Читать интересную книгу Русские символисты: этюды и разыскания - Александр Лавров

Шрифт:

-
+

Интервал:

-
+

Закладка:

Сделать
1 ... 154 155 156 157 158 159 160 161 162 ... 227

Вслед за «Ранним Блоком» в 1926 г. появился мемуарный очерк «Русская поэзия 30 лет назад», послуживший прообразом книги «Литературные воспоминания. 1890–1902 г.», которой суждено было стать одним из ценнейших источников для ознакомления с российской литературной жизнью конца XIX в. Литератор «промежутка», Перцов обрисовал переходную эпоху от «утилитаризма» к модернизму, в которую сформировалась и определилась его личность, опираясь в основном на факты своей биографии, но дал им такое освещение, при котором вехи пройденного жизненного пути выступают опять же как часть некой системы, как конкретное воплощение «бега времени» и «шума времени». И из собственной биографии Перцов включает в книгу лишь то, что, видимо, представлялось ему существенным главным образом в «общественном» плане: значимо отсутствуют в книге интимно-личные темы и мотивы, автор не стремится к раскрытию своего внутреннего мира, к описанию и толкованию событий своей индивидуальной жизни. Частному он предпочитает общее, исповеди — изложение и анализ «внешних» фактов. Работая над мемуарной книгой в расчете на скорейшее ее опубликование, Перцов не мог не считаться с дополнительной трудностью — необходимостью, по его словам, «проскользнуть между Сциллою нецензурности и Харибдою советской стилистики»[1944], и это испытание он преодолел с честью. В «Литературных воспоминаниях» он не говорит всего, что мог бы сказать, однако и не говорит того, чего не хочет сказать; выдерживает собственный тон повествования, нимало не считаясь с теми оценочно-описательными нормами, которые при характеристике литературно-общественной жизни рубежа веков в советской печати были единственно допустимыми. Издательство «Academia», опубликовавшее в 1933 г. воспоминания, предпослало тексту Перцова, явно во избежание нареканий за выпуск в свет «ошибочной» книги, «идеологически выдержанное» предисловие Б. Ф. Поршнева (обычная издательская практика тех лет), в котором на тридцати страницах читателю преподносились «правильные» оценки лиц, фактов и явлений, освещенных мемуаристом лишь в меру собственного разумения.

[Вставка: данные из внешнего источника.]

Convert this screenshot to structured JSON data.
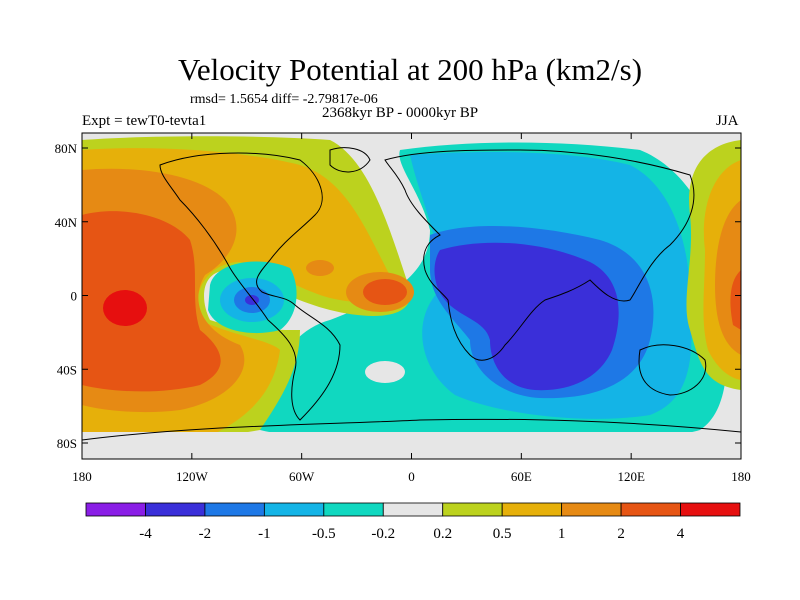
{
  "title": "Velocity Potential at 200 hPa (km2/s)",
  "stats": "rmsd= 1.5654 diff= -2.79817e-06",
  "period": "2368kyr BP - 0000kyr BP",
  "experiment": "Expt = tewT0-tevta1",
  "season": "JJA",
  "lon_ticks": [
    "180",
    "120W",
    "60W",
    "0",
    "60E",
    "120E",
    "180"
  ],
  "lat_ticks": [
    "80N",
    "40N",
    "0",
    "40S",
    "80S"
  ],
  "colorbar": {
    "labels": [
      "-4",
      "-2",
      "-1",
      "-0.5",
      "-0.2",
      "0.2",
      "0.5",
      "1",
      "2",
      "4"
    ],
    "colors": [
      "#8a1ee6",
      "#3a2fd9",
      "#1e78e6",
      "#14b4e6",
      "#10d8c0",
      "#e6e6e6",
      "#bcd21e",
      "#e6b00a",
      "#e68a14",
      "#e65514",
      "#e60f0f"
    ]
  }
}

Мемуарные очерки Перцова, написанные после «Литературных воспоминаний», уже несут на себе, в большинстве своем, отпечаток еще более ожесточившегося времени: в них — более осторожные и сдержанные характеристики, больше недоговоренностей, появляются — правда, в очень умеренных дозах — расхожие словесные клише, позаимствованные из арсенала казенной печати. Писатель не мог пренебречь возможностью хотя бы изредка публиковать свои небольшие мемуарные этюды, а также материалы из своего архива (который был им упорядочен, снабжен пояснениями и частично передан на государственное хранение): для поддержания минимального уровня существования требовались какие-то средства, помимо ничтожной «персональной пенсии». В попытках исправить бедственное положение была предпринята коллективная акция по приему престарелого литератора в Союз советских писателей[1945]. Сохранилась стенограмма заседания Президиума Союза от 21 октября 1942 г., посвященного обсуждению новых кандидатур; в ней, в частности, значится:

«Тов. Бахметьев:

П. П. Перцов — старый литератор, один из организаторов символизма в литературе. Автор ряда мемуарных работ, автор ряда книг. Из наиболее известных работ его можно назвать „Рай-блок“ <sic!>, затем очень интересные работы „Литературные воспоминания“. В последнее время Перцов работает над продолжением „Литературных воспоминаний“ и над самостоятельной работой о Л. Н. Толстом. Рекомендуют его Дурылин, покойный Нестеров и Федорченко. Комиссия рассмотрела его вопрос и единогласно просит Президиум утвердить его членом Союза. Вполне квалифицированный старый литератор.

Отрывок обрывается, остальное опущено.